Susan Redding, Training & Development
I have raised two teenage girls to believe in themselves and tap into all the wonderful opportunities around them.
Paige Infortuna, Culture & Engagement
I hope I can be the inspiration for the next generation of women as my mother was for me. Most of you won’t know about the late 1960s and early 1970s, but the Women’s Movement, while not in its infancy, was really just beginning to take on momentum. My mother was raised in a generation where, if you were female, you could be one of three things; a nurse, a teacher or a secretary. Being one of three girls, she was the secretary and her sisters were a nurse and a teacher.

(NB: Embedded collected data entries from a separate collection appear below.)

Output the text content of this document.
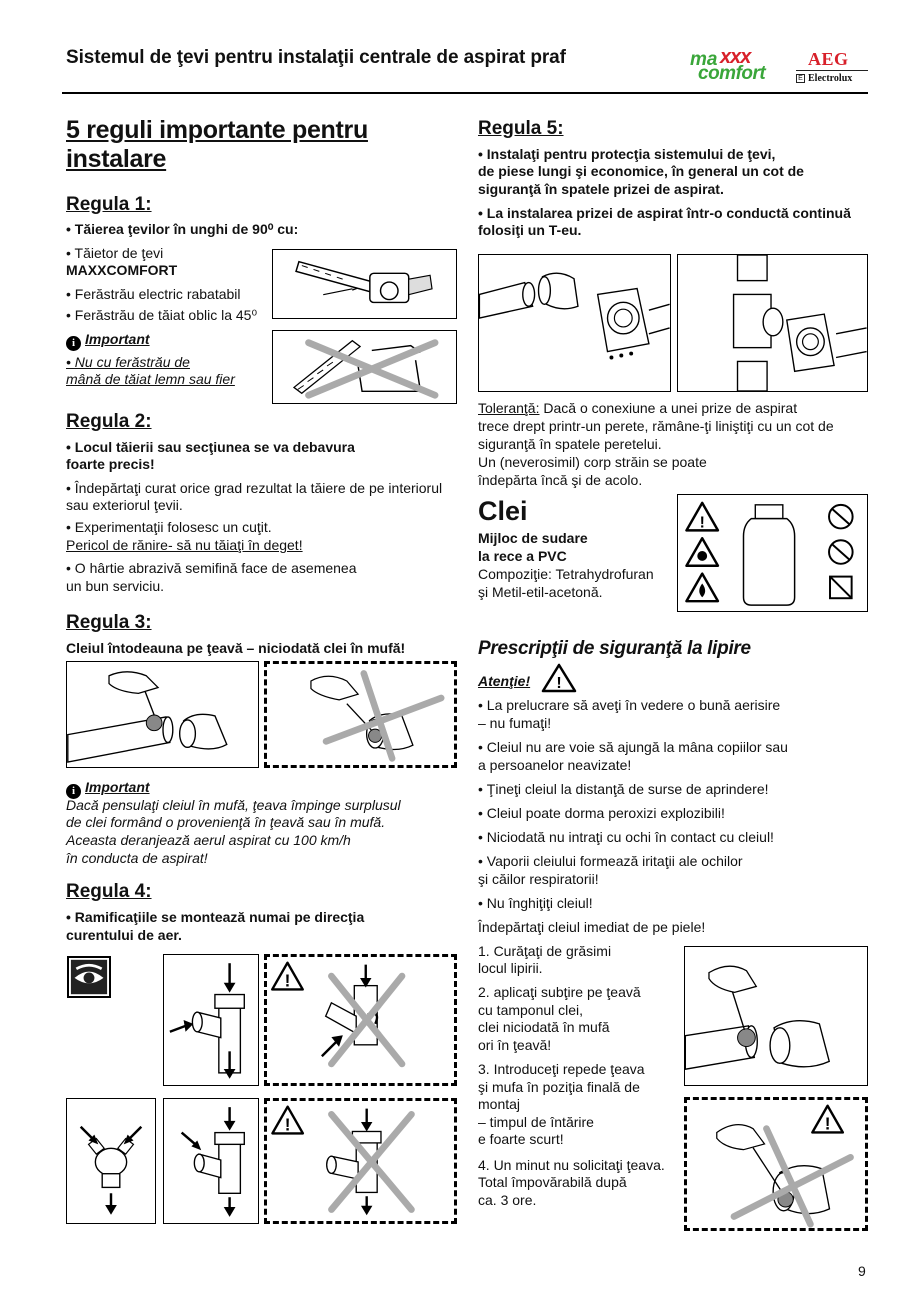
Sistemul de ţevi pentru instalaţii centrale de aspirat praf	ma xxx
comfort
AEG
E Electrolux
5 reguli importante pentru
instalare
Regula 1:
• Tăierea ţevilor în unghi de 90⁰ cu:
• Tăietor de ţevi
MAXXCOMFORT
• Ferăstrău electric rabatabil
• Ferăstrău de tăiat oblic la 45⁰
i Important
• Nu cu ferăstrău de
mână de tăiat lemn sau fier
Regula 2:
• Locul tăierii sau secţiunea se va debavura
foarte precis!
• Îndepărtaţi curat orice grad rezultat la tăiere de pe interiorul
sau exteriorul ţevii.
• Experimentaţii folosesc un cuţit.
Pericol de rănire- să nu tăiaţi în deget!
• O hârtie abrazivă semifină face de asemenea
un bun serviciu.
Regula 3:
Cleiul întodeauna pe ţeavă – niciodată clei în mufă!
i Important
Dacă pensulaţi cleiul în mufă, ţeava împinge surplusul
de clei formând o provenienţă în ţeavă sau în mufă.
Aceasta deranjează aerul aspirat cu 100 km/h
în conducta de aspirat!
Regula 4:
• Ramificaţiile se montează numai pe direcţia
curentului de aer.
!
!
Regula 5:
• Instalaţi pentru protecţia sistemului de ţevi,
de piese lungi şi economice, în general un cot de
siguranţă în spatele prizei de aspirat.
• La instalarea prizei de aspirat într-o conductă continuă
folosiţi un T-eu.
Toleranţă: Dacă o conexiune a unei prize de aspirat
trece drept printr-un perete, rămâne-ţi liniştiţi cu un cot de
siguranţă în spatele peretelui.
Un (neverosimil) corp străin se poate
îndepărta încă şi de acolo.
Clei
Mijloc de sudare
la rece a PVC
Compoziţie: Tetrahydrofuran
şi Metil-etil-acetonă.
!
Prescripţii de siguranţă la lipire
Atenţie! !
• La prelucrare să aveţi în vedere o bună aerisire
– nu fumaţi!
• Cleiul nu are voie să ajungă la mâna copiilor sau
a persoanelor neavizate!
• Ţineţi cleiul la distanţă de surse de aprindere!
• Cleiul poate dorma peroxizi explozibili!
• Niciodată nu intraţi cu ochi în contact cu cleiul!
• Vaporii cleiului formează iritaţii ale ochilor
şi căilor respiratorii!
• Nu înghiţiţi cleiul!
Îndepărtaţi cleiul imediat de pe piele!
1. Curăţaţi de grăsimi
locul lipirii.
2. aplicaţi subţire pe ţeavă
cu tamponul clei,
clei niciodată în mufă
ori în ţeavă!
3. Introduceţi repede ţeava
şi mufa în poziţia finală de
montaj
– timpul de întărire
e foarte scurt!
4. Un minut nu solicitaţi ţeava.
Total împovărabilă după
ca. 3 ore.
!
9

In this time, you went to work for one company and were supposed to stay there until you either retired or died. Many women did not work and looked down upon working mothers. My mother emigrated to the United States from a small town in Ontario, Canada. She began her career here as a secretary, met and married my father, and started a family. Then, she got divorced. What does a non-resident, single mother do? She starts her own business!
This was the era of “Man Power”, a time in history where baby-boomers were changing the shape of the workforce and the United States was prosperous. My mother, not to be outdone, capitalized on this by naming her company “Fran Power” and became a legal secretary (in today’s world a Paralegal). She rented a townhouse one block from the courthouse in Media. We lived on the second floor, she had an office on the first floor and I had a playroom in the room next door. Her clients could walk to her and she was always there to keep an eye on me, make me a snack or give me a hug.
This taught me so many things, but the greatest take away was that I could do or be anything I wanted. I would just need to work hard and the rest would take care of itself. So, I started my own business in high school as a “Girl Friday” and the rest is history!
My advice, be your own advocate and don’t let anyone stand in your way!